Le tre Calabrie del weekend
Le previsioni di 3bmeteo su tre località campione danno la misura delle differenze. Sulla costa tirrenica, a Belvedere Marittimo, la massima passa dai 32 gradi di oggi ai 27 di sabato. Sulla costa ionica, a Marina di Sibari, il calo è di appena due gradi: da 31 a 29. In Sila, a Lorica, a 1.314 metri di quota, si scende dai 26 gradi di oggi ai 22 di sabato, con una minima attesa intorno ai 14. Sono valori riferiti a singole stazioni, non all’intera fascia costiera o montana, ma il segno è chiaro: chi vive sullo Ionio percepirà a malapena il cambiamento, chi sta in quota lo sentirà eccome.
Come cambia il tempo
La giornata di oggi resta soleggiata e calda su gran parte della regione. Venerdì la nuvolosità aumenterà e le temperature cominceranno a scendere. Sabato l’instabilità è attesa soprattutto sul versante ionico e sull’Appennino, mentre sul Tirreno il quadro appare più variabile. Da domenica i valori si assestano su temperature più vicine a quelle tipiche di settembre. La previsione regionale conferma il calo termico entro il fine settimana, ma avverte che la tendenza va ancora dettagliata nei prossimi aggiornamenti: sul dettaglio orario e sulla distribuzione delle piogge conviene attendere i bollettini di venerdì.

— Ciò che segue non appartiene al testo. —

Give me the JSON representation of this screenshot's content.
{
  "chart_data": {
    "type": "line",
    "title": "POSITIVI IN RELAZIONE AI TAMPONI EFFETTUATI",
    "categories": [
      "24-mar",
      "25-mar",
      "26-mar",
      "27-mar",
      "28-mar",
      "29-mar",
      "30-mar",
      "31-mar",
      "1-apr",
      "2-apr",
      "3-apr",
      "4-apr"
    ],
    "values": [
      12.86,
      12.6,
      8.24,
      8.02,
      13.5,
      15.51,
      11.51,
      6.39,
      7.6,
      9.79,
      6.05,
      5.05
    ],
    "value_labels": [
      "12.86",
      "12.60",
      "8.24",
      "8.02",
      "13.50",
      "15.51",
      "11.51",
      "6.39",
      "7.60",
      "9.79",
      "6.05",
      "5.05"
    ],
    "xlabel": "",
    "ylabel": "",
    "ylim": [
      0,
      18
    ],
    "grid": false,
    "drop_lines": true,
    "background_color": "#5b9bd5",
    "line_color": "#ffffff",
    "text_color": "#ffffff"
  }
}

L’attenzione sulle aree interne
L’avviso dell’Aeronautica Militare riguarda in modo specifico le aree interne, quelle dove i rilievi favoriscono il sollevamento dell’aria e quindi lo sviluppo dei temporali. Sono anche i territori in cui una pioggia intensa dopo settimane asciutte può trovare suoli meno capaci di assorbirla, con maggiore ruscellamento verso i corsi d’acqua a valle. Va però tenuta ferma una distinzione: gli avvisi meteorologici segnalano l’intensità dei fenomeni attesi, non il livello di criticità per la protezione civile, che viene definito dai bollettini del Dipartimento nazionale e di quello regionale.
Il mare caldo e l’energia dei temporali
Sullo sfondo c’è un Mediterraneo in condizioni eccezionali. Secondo le analisi del Consorzio LaMMA-Cnr diffuse il 1° settembre, il luglio 2026 è stato il più caldo dal 1993 nel bacino, con una temperatura marina superficiale media di circa 27 gradi, e il 79 per cento del Mediterraneo ha vissuto per almeno un giorno un’ondata di calore marina «forte» o superiore. A fine agosto il quadro si è fatto più disomogeneo, ma il bollettino Mercator Ocean del 29 agosto segnala nuovi nuclei severi nel Canale di Sicilia e in Adriatico. Il calore non riguarda solo la superficie: in una prima elaborazione sul Mar Ligure l’eccesso arriva a circa 1,7 gradi nello strato fra zero e settanta metri.
«Vigilanza, non allarme»
Il mare caldo cede più calore e vapore acqueo ai bassi strati dell’atmosfera, aumentando l’umidità e l’energia disponibili. Non basta però a generare automaticamente temporali più numerosi o stazionari, perché servono configurazioni capaci di sollevare l’aria: il mare, precisa il Cnr, «può però amplificare gli episodi». Da qui l’indicazione dell’ente, che parla di attenzione e aggiornamenti e non di un’allerta generale. Sull’autunno l’aggiornamento del Copernicus Climate Change Service del 10 agosto indica temperature stagionali elevate su gran parte dell’Europa, Italia compresa, con precipitazioni più probabili nei settori meridionali e occidentali del continente. Ma non è possibile effettuare una previsione affidabile di autunno piovoso.